The efficacy of ketoconazole and estrogens such as diethylstilbestrol in some patients with CRPC has been ascribed to suppression of adrenal androgen production.
However there has been evidence that prostate cancer is also capable of synthesizing androgens de novo from cholesterol, and determining which pathway should be the primary target in human disease remains unclear.
This study used murine models, in which there are no adrenal androgens available for conversion by the tumor, and assessed whether estrogens inhibit tumoral androgen levels. If so, then the design of future therapies must consider the contribution which de novo steroidogenesis plays in tumor progression.
Our study showed that, indeed, estradiol inhibits tumor androgen levels in prostate cancers grown in castrate male mice. The data implicates de novo steroidogenesis as the primary driver of tissue androgen synthesis in this model.
The study highlights the fact that it is very difficult to achieve truly low tissue androgen levels, even with effective secondary manipulations. Lowering tissue androgens did not reverse, but only slowed tumor growth, supporting the idea that in this model there are other determinants of progression beyond androgens.

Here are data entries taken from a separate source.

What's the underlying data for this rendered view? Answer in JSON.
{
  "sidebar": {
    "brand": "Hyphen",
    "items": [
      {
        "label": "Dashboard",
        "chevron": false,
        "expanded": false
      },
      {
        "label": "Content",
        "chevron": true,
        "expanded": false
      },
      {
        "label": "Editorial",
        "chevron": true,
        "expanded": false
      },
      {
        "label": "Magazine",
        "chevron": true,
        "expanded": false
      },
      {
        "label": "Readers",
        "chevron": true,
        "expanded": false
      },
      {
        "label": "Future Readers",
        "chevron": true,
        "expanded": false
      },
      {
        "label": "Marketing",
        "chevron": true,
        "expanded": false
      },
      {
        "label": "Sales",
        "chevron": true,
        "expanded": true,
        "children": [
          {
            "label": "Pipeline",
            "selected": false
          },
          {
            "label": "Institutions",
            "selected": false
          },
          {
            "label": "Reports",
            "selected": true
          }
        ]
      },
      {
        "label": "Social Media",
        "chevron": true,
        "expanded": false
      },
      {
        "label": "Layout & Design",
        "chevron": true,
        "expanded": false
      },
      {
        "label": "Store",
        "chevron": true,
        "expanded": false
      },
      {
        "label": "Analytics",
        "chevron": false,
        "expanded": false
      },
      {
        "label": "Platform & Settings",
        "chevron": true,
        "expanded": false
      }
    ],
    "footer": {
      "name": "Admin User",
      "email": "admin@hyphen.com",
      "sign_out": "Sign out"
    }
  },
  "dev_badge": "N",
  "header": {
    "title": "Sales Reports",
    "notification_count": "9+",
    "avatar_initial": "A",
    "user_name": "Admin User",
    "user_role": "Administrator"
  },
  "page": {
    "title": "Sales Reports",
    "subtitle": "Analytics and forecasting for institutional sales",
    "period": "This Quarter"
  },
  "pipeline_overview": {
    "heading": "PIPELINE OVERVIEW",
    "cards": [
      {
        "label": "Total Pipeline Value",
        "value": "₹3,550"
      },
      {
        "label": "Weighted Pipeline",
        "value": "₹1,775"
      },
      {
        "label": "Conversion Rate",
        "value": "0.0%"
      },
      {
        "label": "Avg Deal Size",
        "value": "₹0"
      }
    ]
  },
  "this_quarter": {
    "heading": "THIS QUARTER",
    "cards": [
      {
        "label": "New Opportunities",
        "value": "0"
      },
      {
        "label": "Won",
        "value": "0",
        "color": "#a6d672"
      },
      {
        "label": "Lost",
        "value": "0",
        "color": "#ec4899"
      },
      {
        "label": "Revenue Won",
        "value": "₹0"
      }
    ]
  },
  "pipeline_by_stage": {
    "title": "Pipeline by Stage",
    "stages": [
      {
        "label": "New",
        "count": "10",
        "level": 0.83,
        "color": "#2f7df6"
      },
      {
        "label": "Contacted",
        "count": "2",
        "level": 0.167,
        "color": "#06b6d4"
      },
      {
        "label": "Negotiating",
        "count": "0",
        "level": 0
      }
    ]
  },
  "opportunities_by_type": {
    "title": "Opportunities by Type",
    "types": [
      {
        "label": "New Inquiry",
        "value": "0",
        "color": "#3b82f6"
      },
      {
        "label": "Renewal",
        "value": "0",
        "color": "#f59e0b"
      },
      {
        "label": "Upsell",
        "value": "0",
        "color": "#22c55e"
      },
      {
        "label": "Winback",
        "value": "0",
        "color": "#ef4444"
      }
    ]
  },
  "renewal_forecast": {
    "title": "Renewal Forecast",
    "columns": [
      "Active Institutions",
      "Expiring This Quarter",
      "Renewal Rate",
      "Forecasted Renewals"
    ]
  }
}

Overall the study suggests that effective agents should target both adrenal and de novo steroidogenesis in order to achieve optimal tissue androgen suppression.
Ongoing studies which examine tissue androgens in men treated with abiraterone and other CYP17 inhibitors will provide critical information about the true mechanism of action of these agents.
If these and the new generation of androgen receptor antagonists provide a greater margin of therapeutic benefit, it will spawn a new series of critical randomized studies to improve the treatment of men with this disease.